Radarwarga.id – Portal Berita Warga dan Informasi Terpopuler – 12 April 2026 | Gelora Bung Karno menjadi saksi gemilang Persija Jakarta pada Sabtu (11/4/2026) ketika tim macan merah mengukir kemenangan telak 3-0 atas Persebaya Surabaya. Kemenangan tersebut tidak hanya menambah tiga angka penting, melainkan juga menggerakkan Persija ke posisi tiga klasemen Super League 2025/2026 dengan 55 poin dari 27 pertandingan.
Sejak peluit pertama, Persija menampilkan tekanan tinggi. Pada menit ke-16, Allano Brendon de Souza Lima mengeksekusi penalti dengan tenang, memecah kebuntuan dan memberi keunggulan 1-0 bagi tuan rumah. Gol pertama tersebut diikuti dua gol tambahan dari ekselerasi Eksel Runtukahu pada menit ke-54 dan 76, yang menegaskan dominasi Macan Kemayoran sepanjang babak pertama dan kedua.
Persebaya Surabaya berusaha bangkit, namun blunder Milos Raickovic pada menit ke-15 yang menghasilkan penalti menjadi titik balik krusial. Upaya Toni Firmansyah pada menit ke-27 dan Mihail Perovic pada menit ke-30 tidak membuahkan hasil, bahkan gol Perovic dibatalkan karena offside. Perubahan strategi pelatih Persebaya pada babak kedua dengan memasukkan Paulo Gali dan Rachmat Irianto tidak mampu mengubah alur permainan.
Berita lain mengonfirmasi dampak kemenangan ini terhadap klasemen. Sebelum pertandingan, Persija berada di posisi keempat dengan 52 poin, terpaut tiga angka dari Persib Bandung yang memimpin dengan 61 poin. Setelah menambah tiga angka, Persija menutup jarak dengan Persib menjadi enam poin, sementara Borneo FC di posisi kedua tetap berada lima poin di belakang Macan Kemayoran.
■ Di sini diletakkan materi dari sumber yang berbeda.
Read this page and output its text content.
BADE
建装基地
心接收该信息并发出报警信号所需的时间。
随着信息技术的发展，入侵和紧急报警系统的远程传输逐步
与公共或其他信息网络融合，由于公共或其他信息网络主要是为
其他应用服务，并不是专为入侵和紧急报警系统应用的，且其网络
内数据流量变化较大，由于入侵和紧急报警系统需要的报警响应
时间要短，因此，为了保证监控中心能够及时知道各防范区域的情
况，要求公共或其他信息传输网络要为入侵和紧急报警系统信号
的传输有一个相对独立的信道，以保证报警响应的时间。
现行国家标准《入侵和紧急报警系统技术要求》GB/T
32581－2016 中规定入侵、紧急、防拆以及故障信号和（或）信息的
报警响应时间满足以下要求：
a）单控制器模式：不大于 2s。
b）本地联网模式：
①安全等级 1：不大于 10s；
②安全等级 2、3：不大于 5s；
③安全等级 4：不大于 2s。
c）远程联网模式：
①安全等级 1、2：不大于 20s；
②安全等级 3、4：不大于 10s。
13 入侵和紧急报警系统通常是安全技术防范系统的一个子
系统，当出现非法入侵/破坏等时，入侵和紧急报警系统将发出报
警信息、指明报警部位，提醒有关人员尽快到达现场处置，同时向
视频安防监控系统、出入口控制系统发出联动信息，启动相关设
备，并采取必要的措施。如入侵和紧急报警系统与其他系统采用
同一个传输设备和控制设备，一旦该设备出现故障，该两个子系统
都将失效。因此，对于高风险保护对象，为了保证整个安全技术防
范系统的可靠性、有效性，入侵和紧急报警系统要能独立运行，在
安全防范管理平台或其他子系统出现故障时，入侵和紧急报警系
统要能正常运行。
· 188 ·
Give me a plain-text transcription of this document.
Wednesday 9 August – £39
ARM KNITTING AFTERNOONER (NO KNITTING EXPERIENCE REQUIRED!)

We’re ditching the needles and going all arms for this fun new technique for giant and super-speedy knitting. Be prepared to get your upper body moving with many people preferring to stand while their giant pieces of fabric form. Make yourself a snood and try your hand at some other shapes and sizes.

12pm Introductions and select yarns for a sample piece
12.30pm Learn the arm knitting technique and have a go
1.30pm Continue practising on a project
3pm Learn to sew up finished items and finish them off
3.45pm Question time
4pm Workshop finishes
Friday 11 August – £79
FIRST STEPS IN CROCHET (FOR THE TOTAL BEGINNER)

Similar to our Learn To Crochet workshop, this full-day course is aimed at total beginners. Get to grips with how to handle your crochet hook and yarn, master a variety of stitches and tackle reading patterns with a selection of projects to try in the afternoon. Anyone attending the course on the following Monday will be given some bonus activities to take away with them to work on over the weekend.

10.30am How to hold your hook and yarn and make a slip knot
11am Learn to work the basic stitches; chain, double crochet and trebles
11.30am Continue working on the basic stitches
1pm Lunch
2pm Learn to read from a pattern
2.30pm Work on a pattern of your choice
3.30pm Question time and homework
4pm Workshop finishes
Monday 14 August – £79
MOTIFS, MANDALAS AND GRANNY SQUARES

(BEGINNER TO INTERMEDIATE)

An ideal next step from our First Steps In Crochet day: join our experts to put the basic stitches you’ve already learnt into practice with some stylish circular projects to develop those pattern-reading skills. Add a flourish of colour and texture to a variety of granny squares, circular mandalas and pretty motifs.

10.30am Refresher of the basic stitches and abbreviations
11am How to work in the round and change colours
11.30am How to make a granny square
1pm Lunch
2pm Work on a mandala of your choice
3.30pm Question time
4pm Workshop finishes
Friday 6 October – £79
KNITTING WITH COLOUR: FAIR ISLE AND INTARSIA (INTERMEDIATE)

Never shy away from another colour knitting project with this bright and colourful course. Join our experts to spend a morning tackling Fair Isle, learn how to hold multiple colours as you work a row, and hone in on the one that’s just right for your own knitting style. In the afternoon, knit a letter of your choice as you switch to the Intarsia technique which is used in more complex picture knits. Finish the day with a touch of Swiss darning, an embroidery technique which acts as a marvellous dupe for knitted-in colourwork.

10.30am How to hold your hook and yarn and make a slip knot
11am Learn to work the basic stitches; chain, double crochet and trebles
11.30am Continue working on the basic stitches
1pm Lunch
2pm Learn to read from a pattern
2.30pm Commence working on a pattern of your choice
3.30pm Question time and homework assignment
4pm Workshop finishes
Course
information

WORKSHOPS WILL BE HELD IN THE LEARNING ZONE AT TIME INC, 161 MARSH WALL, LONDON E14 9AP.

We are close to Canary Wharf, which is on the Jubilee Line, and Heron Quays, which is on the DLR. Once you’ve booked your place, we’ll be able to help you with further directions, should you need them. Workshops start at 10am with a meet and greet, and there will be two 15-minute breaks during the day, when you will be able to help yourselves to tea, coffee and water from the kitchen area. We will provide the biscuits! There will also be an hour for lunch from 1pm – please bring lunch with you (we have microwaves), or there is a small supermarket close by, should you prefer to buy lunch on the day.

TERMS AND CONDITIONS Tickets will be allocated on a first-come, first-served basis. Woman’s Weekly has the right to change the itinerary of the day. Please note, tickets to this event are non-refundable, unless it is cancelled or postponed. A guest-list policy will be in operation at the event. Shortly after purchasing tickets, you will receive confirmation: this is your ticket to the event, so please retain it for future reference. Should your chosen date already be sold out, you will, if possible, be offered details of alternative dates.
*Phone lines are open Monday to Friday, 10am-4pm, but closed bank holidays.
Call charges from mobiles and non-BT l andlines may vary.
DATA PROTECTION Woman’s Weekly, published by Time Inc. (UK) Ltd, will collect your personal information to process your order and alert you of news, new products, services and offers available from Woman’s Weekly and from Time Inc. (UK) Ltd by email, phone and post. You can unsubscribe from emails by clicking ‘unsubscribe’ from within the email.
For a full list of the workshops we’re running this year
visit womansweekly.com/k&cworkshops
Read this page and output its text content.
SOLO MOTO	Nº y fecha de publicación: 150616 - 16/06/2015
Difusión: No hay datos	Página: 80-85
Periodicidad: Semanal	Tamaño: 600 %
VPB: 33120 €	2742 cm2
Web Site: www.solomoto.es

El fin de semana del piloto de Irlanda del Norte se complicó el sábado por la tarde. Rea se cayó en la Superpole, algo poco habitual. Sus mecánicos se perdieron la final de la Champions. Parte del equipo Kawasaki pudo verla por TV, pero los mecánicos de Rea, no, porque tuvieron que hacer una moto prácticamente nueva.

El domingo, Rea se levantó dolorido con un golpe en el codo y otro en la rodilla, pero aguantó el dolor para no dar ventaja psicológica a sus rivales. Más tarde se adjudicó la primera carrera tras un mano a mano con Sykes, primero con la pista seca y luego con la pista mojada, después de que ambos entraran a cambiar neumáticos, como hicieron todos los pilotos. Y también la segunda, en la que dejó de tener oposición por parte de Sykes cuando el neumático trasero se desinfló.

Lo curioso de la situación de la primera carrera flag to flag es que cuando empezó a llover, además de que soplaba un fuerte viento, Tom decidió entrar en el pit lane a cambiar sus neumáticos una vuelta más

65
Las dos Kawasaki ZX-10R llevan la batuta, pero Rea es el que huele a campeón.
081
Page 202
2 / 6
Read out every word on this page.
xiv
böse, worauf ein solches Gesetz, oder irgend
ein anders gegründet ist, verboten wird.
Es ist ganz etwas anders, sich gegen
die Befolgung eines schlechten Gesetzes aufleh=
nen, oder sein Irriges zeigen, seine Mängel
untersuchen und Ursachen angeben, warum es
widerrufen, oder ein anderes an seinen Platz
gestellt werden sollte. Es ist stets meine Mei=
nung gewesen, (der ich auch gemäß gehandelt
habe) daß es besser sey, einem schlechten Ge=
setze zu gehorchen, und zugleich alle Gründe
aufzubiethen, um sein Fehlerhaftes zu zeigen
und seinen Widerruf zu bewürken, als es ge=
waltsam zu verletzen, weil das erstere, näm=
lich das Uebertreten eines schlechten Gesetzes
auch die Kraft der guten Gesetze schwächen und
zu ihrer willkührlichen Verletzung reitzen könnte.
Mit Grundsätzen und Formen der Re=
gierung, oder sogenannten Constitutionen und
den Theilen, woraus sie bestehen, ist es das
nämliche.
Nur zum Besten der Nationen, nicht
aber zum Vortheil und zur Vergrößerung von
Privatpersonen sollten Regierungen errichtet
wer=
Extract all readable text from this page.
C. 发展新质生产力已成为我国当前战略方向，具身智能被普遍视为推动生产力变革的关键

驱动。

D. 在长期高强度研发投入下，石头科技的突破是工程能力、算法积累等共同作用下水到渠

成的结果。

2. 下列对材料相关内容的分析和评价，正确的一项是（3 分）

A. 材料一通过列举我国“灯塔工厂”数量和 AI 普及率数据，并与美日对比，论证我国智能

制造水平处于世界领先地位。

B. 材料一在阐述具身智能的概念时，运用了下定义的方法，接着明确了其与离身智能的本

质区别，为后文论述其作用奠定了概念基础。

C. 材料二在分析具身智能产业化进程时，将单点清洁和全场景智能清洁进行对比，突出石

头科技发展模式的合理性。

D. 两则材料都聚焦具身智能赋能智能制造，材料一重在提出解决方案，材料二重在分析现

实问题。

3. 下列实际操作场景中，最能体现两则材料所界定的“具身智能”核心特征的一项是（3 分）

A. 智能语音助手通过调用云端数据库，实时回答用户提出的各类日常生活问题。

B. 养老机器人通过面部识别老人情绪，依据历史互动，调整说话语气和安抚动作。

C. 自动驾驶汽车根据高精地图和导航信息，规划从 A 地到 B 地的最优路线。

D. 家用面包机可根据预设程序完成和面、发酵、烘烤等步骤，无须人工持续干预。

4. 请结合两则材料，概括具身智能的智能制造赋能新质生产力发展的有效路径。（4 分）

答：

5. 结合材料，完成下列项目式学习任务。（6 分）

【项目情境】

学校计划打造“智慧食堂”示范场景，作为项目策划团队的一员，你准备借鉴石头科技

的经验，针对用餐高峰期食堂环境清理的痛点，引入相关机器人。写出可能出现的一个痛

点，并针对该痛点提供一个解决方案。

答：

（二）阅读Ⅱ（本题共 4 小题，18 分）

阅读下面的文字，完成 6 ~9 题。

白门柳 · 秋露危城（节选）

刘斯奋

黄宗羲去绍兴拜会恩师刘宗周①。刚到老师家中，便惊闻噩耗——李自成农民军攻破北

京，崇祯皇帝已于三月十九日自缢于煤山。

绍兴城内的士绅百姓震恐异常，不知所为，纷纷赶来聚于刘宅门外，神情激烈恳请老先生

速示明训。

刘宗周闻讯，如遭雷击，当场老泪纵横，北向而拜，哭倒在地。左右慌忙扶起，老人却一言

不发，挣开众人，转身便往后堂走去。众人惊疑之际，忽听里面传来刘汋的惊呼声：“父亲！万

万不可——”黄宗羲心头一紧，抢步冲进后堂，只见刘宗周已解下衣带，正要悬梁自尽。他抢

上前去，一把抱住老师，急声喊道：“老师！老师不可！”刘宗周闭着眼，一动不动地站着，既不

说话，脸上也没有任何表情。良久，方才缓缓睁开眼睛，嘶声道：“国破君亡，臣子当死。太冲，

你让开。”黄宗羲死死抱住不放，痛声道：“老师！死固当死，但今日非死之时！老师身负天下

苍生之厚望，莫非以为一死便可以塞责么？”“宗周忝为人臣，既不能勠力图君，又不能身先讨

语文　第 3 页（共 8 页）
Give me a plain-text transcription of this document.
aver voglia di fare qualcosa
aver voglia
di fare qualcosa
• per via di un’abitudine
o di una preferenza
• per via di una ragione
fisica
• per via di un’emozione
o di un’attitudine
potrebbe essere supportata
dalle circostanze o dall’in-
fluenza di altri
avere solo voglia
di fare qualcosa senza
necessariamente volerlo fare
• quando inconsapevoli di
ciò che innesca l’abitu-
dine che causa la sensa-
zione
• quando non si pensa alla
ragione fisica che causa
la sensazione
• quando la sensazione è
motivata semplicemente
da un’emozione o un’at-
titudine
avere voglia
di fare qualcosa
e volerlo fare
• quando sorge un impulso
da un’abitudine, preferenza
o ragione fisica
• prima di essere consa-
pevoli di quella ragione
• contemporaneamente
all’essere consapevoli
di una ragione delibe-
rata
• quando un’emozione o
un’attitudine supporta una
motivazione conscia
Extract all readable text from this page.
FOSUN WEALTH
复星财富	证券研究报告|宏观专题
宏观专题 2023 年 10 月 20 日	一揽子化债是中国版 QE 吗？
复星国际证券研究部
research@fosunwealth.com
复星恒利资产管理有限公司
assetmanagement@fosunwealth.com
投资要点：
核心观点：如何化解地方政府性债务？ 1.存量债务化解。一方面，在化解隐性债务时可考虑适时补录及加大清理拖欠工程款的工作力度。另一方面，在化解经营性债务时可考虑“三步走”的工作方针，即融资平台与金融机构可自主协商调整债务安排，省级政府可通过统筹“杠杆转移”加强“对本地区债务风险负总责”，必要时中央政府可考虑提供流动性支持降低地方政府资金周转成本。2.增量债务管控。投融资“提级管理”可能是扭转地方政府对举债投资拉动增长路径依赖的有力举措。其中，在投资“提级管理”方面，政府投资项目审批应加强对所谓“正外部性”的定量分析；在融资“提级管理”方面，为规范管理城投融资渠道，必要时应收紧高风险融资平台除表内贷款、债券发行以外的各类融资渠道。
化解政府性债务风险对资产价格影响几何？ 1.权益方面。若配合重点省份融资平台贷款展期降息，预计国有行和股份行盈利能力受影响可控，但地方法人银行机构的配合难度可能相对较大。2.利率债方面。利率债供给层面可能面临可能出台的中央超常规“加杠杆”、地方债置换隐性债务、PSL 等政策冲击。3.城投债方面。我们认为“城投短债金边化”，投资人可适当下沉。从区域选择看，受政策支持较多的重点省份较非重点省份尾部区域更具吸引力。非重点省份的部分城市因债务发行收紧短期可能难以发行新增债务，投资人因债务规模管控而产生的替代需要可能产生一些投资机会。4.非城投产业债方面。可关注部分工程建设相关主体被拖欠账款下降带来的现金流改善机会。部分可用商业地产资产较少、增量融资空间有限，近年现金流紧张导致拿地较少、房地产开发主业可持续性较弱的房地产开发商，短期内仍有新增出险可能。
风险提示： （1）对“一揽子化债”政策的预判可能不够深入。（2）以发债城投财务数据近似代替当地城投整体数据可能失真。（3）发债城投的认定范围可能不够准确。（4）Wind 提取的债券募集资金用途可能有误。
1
Berikut adalah rangkuman singkat klasemen setelah pekan ke-27:
| Peringkat | Tim | Poin |
|---|---|---|
| 1 | Persib Bandung | 61 |
| 2 | Borneo FC | 60 |
| 3 | Persija Jakarta | 55 |
| 4 | Persebaya Surabaya | 42 |
| 5 | Bhayangkara FC | 38 |
Kemenangan ini sekaligus mematahkan ambisi Persebaya untuk menyalip Bhayangkara FC. Sebelumnya Persebaya berada di posisi lima dengan harapan menutup jarak, namun kekalahan 0-3 menurunkan moral dan menutup peluang strategis mereka.
Di sisi lain, Bhayangkara FC tak mampu menambah poin pada pekan yang sama setelah dikalahkan oleh Persijap Jepara 2-1. Kegagalan mereka memperkuat posisi Persija sebagai tim yang semakin dekat dengan puncak klasemen.
Persija Jakarta kini menatap sisa kompetisi dengan optimisme tinggi. Dengan jadwal yang relatif bersahabat, Macan Kemayoran berupaya mengejar ketertinggalan dari Persib dan Borneo. Pelatih Persija diperkirakan akan tetap mengandalkan pola serangan cepat yang terbukti efektif, terutama melalui kombinasi lini tengah yang kreatif dan eksekusi akhir yang tajam.
Secara keseluruhan, hasil 3-0 atas Persebaya menegaskan kembali kualitas Persija Jakarta dalam menghadapi tekanan kompetitif. Tim ini menunjukkan kedalaman skuad, disiplin taktik, serta mentalitas pemenang yang diperlukan untuk bersaing di puncak Super League. Jika konsistensi ini berlanjut, Persija berpotensi menutup jarak dengan Persib dan Borneo dalam beberapa pekan mendatang.
Kondisi klasemen kini semakin dinamis, dengan persaingan tajam di tiga puncak teratas. Pertandingan-pertandingan selanjutnya akan menjadi penentu apakah Persija dapat menembus posisi teratas atau harus puas dengan tempat ketiga yang kini dicapai.